There was a man who almost everyone in the audience held accountable for the pre sham June 27 runoff election violence that claimed more than 130 opponent’s lives and displaced thousands others pointing at his victims as instigators than taking the opportunity to apologise and appeal for reconciliation.

That was callous.

He was angered by the boos and tried to recover by telling the practical joke about Tsvangirai’s disobedience that no one was spared including King Mswati but it did not raise his spirits that the audience did not take to his joke kindly as it was in bad taste.

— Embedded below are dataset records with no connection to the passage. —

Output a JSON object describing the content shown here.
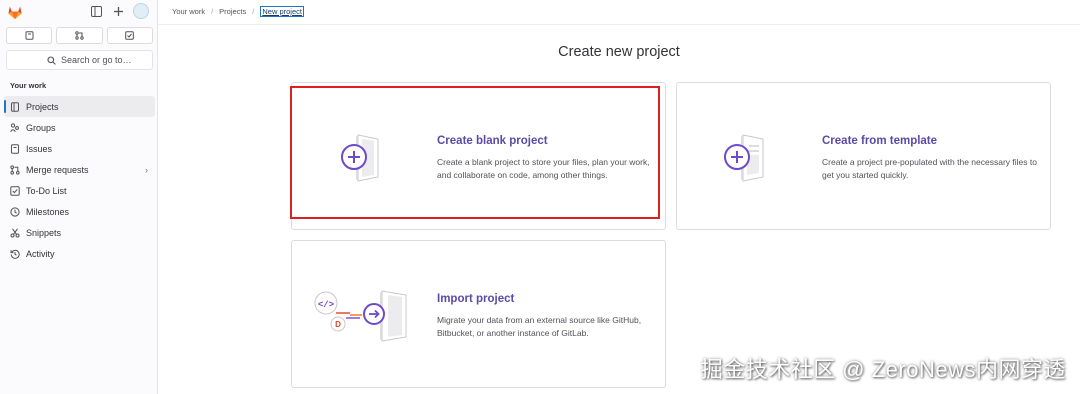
{
  "sidebar": {
    "search_placeholder": "Search or go to…",
    "section_title": "Your work",
    "items": [
      {
        "label": "Projects",
        "icon": "project-icon"
      },
      {
        "label": "Groups",
        "icon": "group-icon"
      },
      {
        "label": "Issues",
        "icon": "issues-icon"
      },
      {
        "label": "Merge requests",
        "icon": "merge-request-icon"
      },
      {
        "label": "To-Do List",
        "icon": "todo-icon"
      },
      {
        "label": "Milestones",
        "icon": "milestone-icon"
      },
      {
        "label": "Snippets",
        "icon": "snippet-icon"
      },
      {
        "label": "Activity",
        "icon": "history-icon"
      }
    ]
  },
  "breadcrumb": [
    "Your work",
    "Projects",
    "New project"
  ],
  "main": {
    "title": "Create new project",
    "cards": [
      {
        "title": "Create blank project",
        "desc": "Create a blank project to store your files, plan your work, and collaborate on code, among other things."
      },
      {
        "title": "Create from template",
        "desc": "Create a project pre-populated with the necessary files to get you started quickly."
      },
      {
        "title": "Import project",
        "desc": "Migrate your data from an external source like GitHub, Bitbucket, or another instance of GitLab."
      }
    ]
  },
  "watermark": "掘金技术社区 @ ZeroNews内网穿透",
  "colors": {
    "accent": "#5b4aa6",
    "active_bar": "#1f75cb",
    "highlight": "#e01e1e"
  }
}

Then he tried an even more subtle one by trying to portray Mbeki as a resolute and focussed negotiator who age permitting he would have consulted anytime on techniques of how to reject a no answer from a girl he had proposed.

For a President whose second marriage is shrouded in allegations of infidelity, abuse of office in that the current wife was his former secretary and callous neglect of a loyal first wife the joke was indeed in bad taste and unbefitting of the occasion.

The nation does not expect anything positive to accrue from his stay in power. Grudgingly they have been bludgeoned to legitimise him through this deal but there is desperate apprehension about his role and ability to change.
But Mugabe is too old and senile to be expected to change so all the nation can hope for is that he will not be the face of our new order as he was in the past 28 years if the new beginning has to be realised.

The nation would be happy and eternally grateful to him if his political visibility is restricted to purely State functions. For the avoidance of doubt no more speechifying about Western imperialism, look east, sovereignty, sanctions, regime change, War cabinets and the liberation struggle of the 70’s will be required from him as it has no potential to move the country out of the current abyss.

All that was expected of him after the signing of the agreements was the Action plan to accomplish the country’s mission statement to the agreed performance standards with the Ministers and the benchmark measures agreed for their performance.

After that most of his time must be spent assessing and evaluating government performance reports and flagging deviant performance and reviewing performance standards.

Access to State asserts and finances by this man must be strictly restricted to State functions like opening parliament, travel to Sadc, AU, UN and other beneficial Economic and Political fora requiring Head of State presence.

The use of the State Motorcade and Helicopters as well as stationery and Civil servants secretarial services and any moveable assets in his State Offices and residences for purely Zanu PF business like Politburo meetings, meetings with Chiefs and electioneering must be banished as he must use Zanu PF resources for that.

After all, taxpayers, extend reasonable Political Parties financing through the Exchequer to all parties that are represented in our Parliament.